One small bit of criticism, if you are going to take pictures of birds (or anything for that matter) get a better camera. There's nothing worse than a noise filled blurry picture of anything.

Ken Mac said...

I can learn something here.

altadenahiker said...

I liked Blue Girls, I liked it a lot. Simple, and a simply beautiful metaphor. If anyone thinks this is just about women, they're wrong.

Banjo52 said...

I've tried to respond to most of you in the next post, May 3.

Ken, good! Same thing at your place--how to visit NY without sitting in mass transit . . .

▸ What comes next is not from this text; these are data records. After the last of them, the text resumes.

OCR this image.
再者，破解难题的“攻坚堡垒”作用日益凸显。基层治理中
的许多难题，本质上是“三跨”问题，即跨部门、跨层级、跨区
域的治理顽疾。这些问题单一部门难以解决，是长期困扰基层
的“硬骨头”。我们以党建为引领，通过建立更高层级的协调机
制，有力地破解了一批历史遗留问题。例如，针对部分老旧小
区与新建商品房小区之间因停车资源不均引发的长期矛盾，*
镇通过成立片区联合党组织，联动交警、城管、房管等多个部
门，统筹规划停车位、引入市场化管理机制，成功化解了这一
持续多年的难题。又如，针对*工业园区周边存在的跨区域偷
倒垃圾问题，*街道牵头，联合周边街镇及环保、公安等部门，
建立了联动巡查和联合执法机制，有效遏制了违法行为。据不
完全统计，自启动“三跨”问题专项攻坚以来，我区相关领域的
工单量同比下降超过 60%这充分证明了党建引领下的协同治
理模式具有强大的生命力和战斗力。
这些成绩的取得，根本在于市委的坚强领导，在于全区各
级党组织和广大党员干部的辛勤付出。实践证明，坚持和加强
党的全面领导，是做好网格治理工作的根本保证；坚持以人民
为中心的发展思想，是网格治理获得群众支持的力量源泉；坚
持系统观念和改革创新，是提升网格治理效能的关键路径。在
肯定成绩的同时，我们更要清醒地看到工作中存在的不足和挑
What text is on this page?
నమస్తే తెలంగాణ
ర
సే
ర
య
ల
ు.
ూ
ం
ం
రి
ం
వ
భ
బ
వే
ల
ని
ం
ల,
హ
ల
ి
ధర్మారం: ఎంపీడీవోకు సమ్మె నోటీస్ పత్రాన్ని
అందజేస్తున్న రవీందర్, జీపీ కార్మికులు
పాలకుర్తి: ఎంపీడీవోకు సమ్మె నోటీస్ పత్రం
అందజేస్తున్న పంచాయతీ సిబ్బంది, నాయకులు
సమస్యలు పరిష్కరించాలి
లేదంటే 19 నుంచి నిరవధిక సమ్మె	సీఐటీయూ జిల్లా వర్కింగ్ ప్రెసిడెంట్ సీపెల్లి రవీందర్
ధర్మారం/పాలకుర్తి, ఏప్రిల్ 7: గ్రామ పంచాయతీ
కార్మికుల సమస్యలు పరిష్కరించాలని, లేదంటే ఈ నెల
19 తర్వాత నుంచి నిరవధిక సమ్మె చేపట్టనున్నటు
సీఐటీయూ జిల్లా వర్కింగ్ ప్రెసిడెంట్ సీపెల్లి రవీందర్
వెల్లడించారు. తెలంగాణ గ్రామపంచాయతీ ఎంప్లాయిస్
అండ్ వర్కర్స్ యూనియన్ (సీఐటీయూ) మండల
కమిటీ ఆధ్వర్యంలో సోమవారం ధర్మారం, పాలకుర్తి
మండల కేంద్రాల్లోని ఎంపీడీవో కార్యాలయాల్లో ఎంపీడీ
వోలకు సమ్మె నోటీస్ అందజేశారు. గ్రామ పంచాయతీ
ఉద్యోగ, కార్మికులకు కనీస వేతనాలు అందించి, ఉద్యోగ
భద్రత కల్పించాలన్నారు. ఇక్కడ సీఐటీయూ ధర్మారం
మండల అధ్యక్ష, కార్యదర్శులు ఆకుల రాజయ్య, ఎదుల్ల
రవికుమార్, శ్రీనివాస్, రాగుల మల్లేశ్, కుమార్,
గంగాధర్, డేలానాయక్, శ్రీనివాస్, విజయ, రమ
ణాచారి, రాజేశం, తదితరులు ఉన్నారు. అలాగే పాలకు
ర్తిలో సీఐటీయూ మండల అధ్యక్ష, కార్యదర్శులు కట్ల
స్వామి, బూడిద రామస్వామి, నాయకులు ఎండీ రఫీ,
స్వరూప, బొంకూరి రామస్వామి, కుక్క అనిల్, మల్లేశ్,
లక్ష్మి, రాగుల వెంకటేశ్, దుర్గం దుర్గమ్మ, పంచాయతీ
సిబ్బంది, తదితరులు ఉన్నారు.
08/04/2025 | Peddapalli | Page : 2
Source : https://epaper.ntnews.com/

Such A One, thanks? Do you have a specific suggestion about cameras? You realize money doesn't grow on trees, at least not in Michigan. Even if it did, I'd be slow to get one of those 14" or so telephotos and a tripod. I tried something like that in the days before digital, and it made photography work and nuisance. But I do still consider upgrading--yes, for the birds.

Anonymous said...

I think Blue Girls is about a man who had his heart broken by a "blue girl". The poem is more about attachment to others than it is to one's own beauty, and how the speaker appears both lonely and distant, observing others' happiness not with contentment, or even admiration, but with the wish he had for himself and a blue girl, that never came to pass, and he has not been successful at moving on.

Banjo52 said...

Anonymous, that works for me, and I think it can coexist with most of what the others said. Thanks for the visit. Have you seen that I finally replied? Sorry to take so long.